C’était l’homme parfait, une allégorie de la paix. Elie Wiesel
a tant analysé la complexité des rapports israélo-palestiniens, tant proposé,
et tant dit : « Je n’ai pas été entendu ». Samedi, à la Sorbonne, il a décliné la
proposition officielle de devenir chef de l’Etat d’Israël : « Oui, on
m’a proposé. J’ai dit non, tout simplement car je ne suis pas fait pour ça.

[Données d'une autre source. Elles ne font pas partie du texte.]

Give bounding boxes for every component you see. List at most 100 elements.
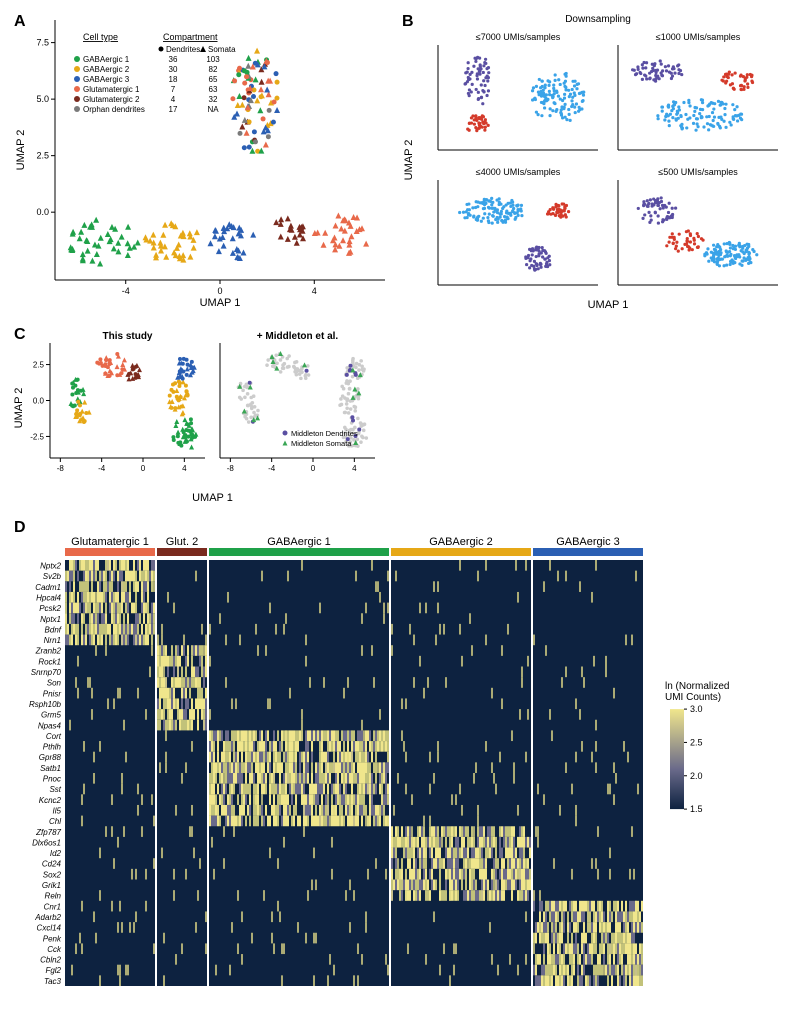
svg-text:Reln: Reln (45, 892, 62, 901)
svg-text:Grik1: Grik1 (42, 881, 61, 890)
svg-text:A: A (14, 13, 26, 30)
svg-text:Cd24: Cd24 (42, 860, 62, 869)
svg-text:GABAergic 1: GABAergic 1 (83, 55, 130, 64)
svg-text:Cxcl14: Cxcl14 (37, 924, 62, 933)
svg-text:82: 82 (209, 65, 218, 74)
panel-b: BDownsampling≤7000 UMIs/samples≤1000 UMI… (398, 10, 778, 315)
svg-text:Kcnc2: Kcnc2 (39, 796, 62, 805)
svg-text:UMI Counts): UMI Counts) (665, 692, 721, 703)
svg-text:Adarb2: Adarb2 (34, 913, 61, 922)
svg-text:36: 36 (169, 55, 178, 64)
svg-text:Zfp787: Zfp787 (35, 828, 61, 837)
svg-text:0: 0 (141, 464, 146, 473)
svg-text:UMAP 1: UMAP 1 (588, 299, 629, 310)
svg-text:Penk: Penk (43, 934, 62, 943)
svg-text:32: 32 (209, 95, 218, 104)
svg-text:Sox2: Sox2 (43, 870, 62, 879)
svg-text:GABAergic 3: GABAergic 3 (83, 75, 130, 84)
svg-text:-4: -4 (122, 286, 130, 296)
svg-text:Glut. 2: Glut. 2 (166, 536, 198, 548)
panel-a: A-4040.02.55.07.5UMAP 1UMAP 2Cell typeCo… (10, 10, 390, 315)
svg-text:Zranb2: Zranb2 (35, 647, 62, 656)
svg-text:≤500 UMIs/samples: ≤500 UMIs/samples (658, 167, 738, 177)
svg-text:5.0: 5.0 (36, 94, 49, 104)
svg-text:GABAergic 1: GABAergic 1 (267, 536, 331, 548)
svg-text:-4: -4 (268, 464, 276, 473)
svg-text:Pcsk2: Pcsk2 (39, 604, 61, 613)
svg-text:Il5: Il5 (53, 806, 62, 815)
svg-text:D: D (14, 519, 26, 536)
panel-b-svg: BDownsampling≤7000 UMIs/samples≤1000 UMI… (398, 10, 778, 310)
svg-text:Glutamatergic 1: Glutamatergic 1 (71, 536, 149, 548)
svg-text:17: 17 (169, 105, 178, 114)
svg-text:18: 18 (169, 75, 178, 84)
svg-text:UMAP 2: UMAP 2 (15, 130, 27, 171)
svg-text:Cell type: Cell type (83, 32, 118, 42)
svg-text:103: 103 (206, 55, 220, 64)
svg-text:B: B (402, 13, 414, 30)
svg-text:UMAP 1: UMAP 1 (192, 492, 233, 503)
svg-text:Tac3: Tac3 (44, 977, 62, 986)
svg-text:Hpcal4: Hpcal4 (36, 593, 61, 602)
svg-text:Pnoc: Pnoc (43, 775, 61, 784)
svg-text:Sv2b: Sv2b (43, 572, 62, 581)
svg-text:Cck: Cck (47, 945, 62, 954)
svg-text:Nrn1: Nrn1 (44, 636, 61, 645)
svg-text:2.0: 2.0 (690, 771, 703, 781)
svg-text:Nptx2: Nptx2 (40, 562, 61, 571)
svg-text:4: 4 (182, 464, 187, 473)
svg-text:0.0: 0.0 (36, 207, 49, 217)
panel-a-svg: A-4040.02.55.07.5UMAP 1UMAP 2Cell typeCo… (10, 10, 390, 310)
svg-text:Compartment: Compartment (163, 32, 218, 42)
svg-text:Cort: Cort (46, 732, 62, 741)
svg-text:30: 30 (169, 65, 178, 74)
svg-text:-4: -4 (98, 464, 106, 473)
svg-text:≤4000 UMIs/samples: ≤4000 UMIs/samples (476, 167, 561, 177)
panel-d: D Glutamatergic 1 Glut. 2 GABAergic 1 GABAer… (10, 516, 778, 1001)
svg-text:+ Middleton et al.: + Middleton et al. (257, 331, 339, 342)
svg-text:Somata: Somata (208, 45, 236, 54)
svg-text:4: 4 (171, 95, 176, 104)
svg-text:65: 65 (209, 75, 218, 84)
svg-text:GABAergic 3: GABAergic 3 (556, 536, 620, 548)
svg-text:7: 7 (171, 85, 176, 94)
svg-text:2.5: 2.5 (690, 737, 703, 747)
svg-text:Satb1: Satb1 (40, 764, 61, 773)
svg-text:Pthlh: Pthlh (43, 743, 62, 752)
svg-text:GABAergic 2: GABAergic 2 (83, 65, 130, 74)
panel-c-svg: CThis study-8-404-2.50.02.5+ Middleton e… (10, 323, 390, 503)
svg-text:Orphan dendrites: Orphan dendrites (83, 105, 145, 114)
svg-text:UMAP 2: UMAP 2 (13, 388, 25, 429)
svg-text:63: 63 (209, 85, 218, 94)
svg-text:Sst: Sst (49, 785, 61, 794)
svg-text:Fgl2: Fgl2 (45, 966, 61, 975)
svg-text:ln (Normalized: ln (Normalized (665, 681, 729, 692)
svg-text:3.0: 3.0 (690, 704, 703, 714)
svg-text:UMAP 1: UMAP 1 (200, 297, 241, 309)
svg-text:2.5: 2.5 (36, 151, 49, 161)
svg-text:C: C (14, 326, 26, 343)
svg-text:GABAergic 2: GABAergic 2 (429, 536, 493, 548)
svg-text:Grm5: Grm5 (41, 711, 62, 720)
svg-text:Cnr1: Cnr1 (44, 902, 61, 911)
svg-text:Rsph10b: Rsph10b (29, 700, 62, 709)
svg-text:≤7000 UMIs/samples: ≤7000 UMIs/samples (476, 32, 561, 42)
svg-text:0: 0 (217, 286, 222, 296)
svg-text:Cbln2: Cbln2 (40, 956, 61, 965)
svg-text:Middleton Dendrites: Middleton Dendrites (291, 429, 358, 438)
svg-text:4: 4 (312, 286, 317, 296)
svg-text:0.0: 0.0 (33, 397, 45, 406)
svg-text:Middleton Somata: Middleton Somata (291, 439, 352, 448)
svg-text:Npas4: Npas4 (38, 721, 62, 730)
svg-text:-2.5: -2.5 (30, 432, 44, 441)
svg-text:-8: -8 (57, 464, 65, 473)
svg-text:Gpr88: Gpr88 (39, 753, 62, 762)
svg-text:UMAP 2: UMAP 2 (403, 140, 415, 181)
panel-c: CThis study-8-404-2.50.02.5+ Middleton e… (10, 323, 390, 508)
spacer (398, 323, 778, 508)
svg-text:4: 4 (352, 464, 357, 473)
svg-text:Id2: Id2 (50, 849, 62, 858)
panel-d-svg: D Glutamatergic 1 Glut. 2 GABAergic 1 GABAer… (10, 516, 776, 996)
figure-container: A-4040.02.55.07.5UMAP 1UMAP 2Cell typeCo… (10, 10, 776, 1001)
svg-text:Dlx6os1: Dlx6os1 (32, 838, 61, 847)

C’était très très flatteur de leur part, mais je ne suis qu’un écrivain »,
a-t-il répondu à Paul Amar. Honneur de la fonction, certes, mais plus
protocolaire qu’opérationnel : « Le président en Israël est une
autorité morale, mais c’est le gouvernement qui prend les décisions », et
ses fonctions sont « surtout honorifiques et représentatives ».
En juin dernier il s’est exprimé dans L’express : « Je me suis battu toute ma vie d’adulte et,
souvent, j’éprouve un sentiment d’échec. J’ai remporté quelques victoires, aidé
les Juifs à sortir d’Union soviétique, sensibilisé à la mémoire de la Tragédie. C’est si
peu. Il faut faire plus. Nous devons faire plus. Le monde ne va pas bien. Je ne
lutte pas contre le mal, qui est toujours plus fort, mais contre l’indifférence
au mal. » Mais c’est à une forme de désespérance qu’il aboutit : « Les
leçons du XXe siècle n’ont pas été tirées. Nous avons essayé, mais elles n’ont
pas été reçues. Comme ce messager de Kafka qui n’arrive pas à délivrer son
message. »
Né en 1938 en Roumanie, Elie Wiesel est déporté à seize ans.
Libéré par les Américains, il fait ses études à la Sorbonne, reste en France
une dizaine d’années, émigre aux Etats-Unis. Il est citoyen américain depuis
1963. Le prix Nobel de la paix lui a été attribué en 1986.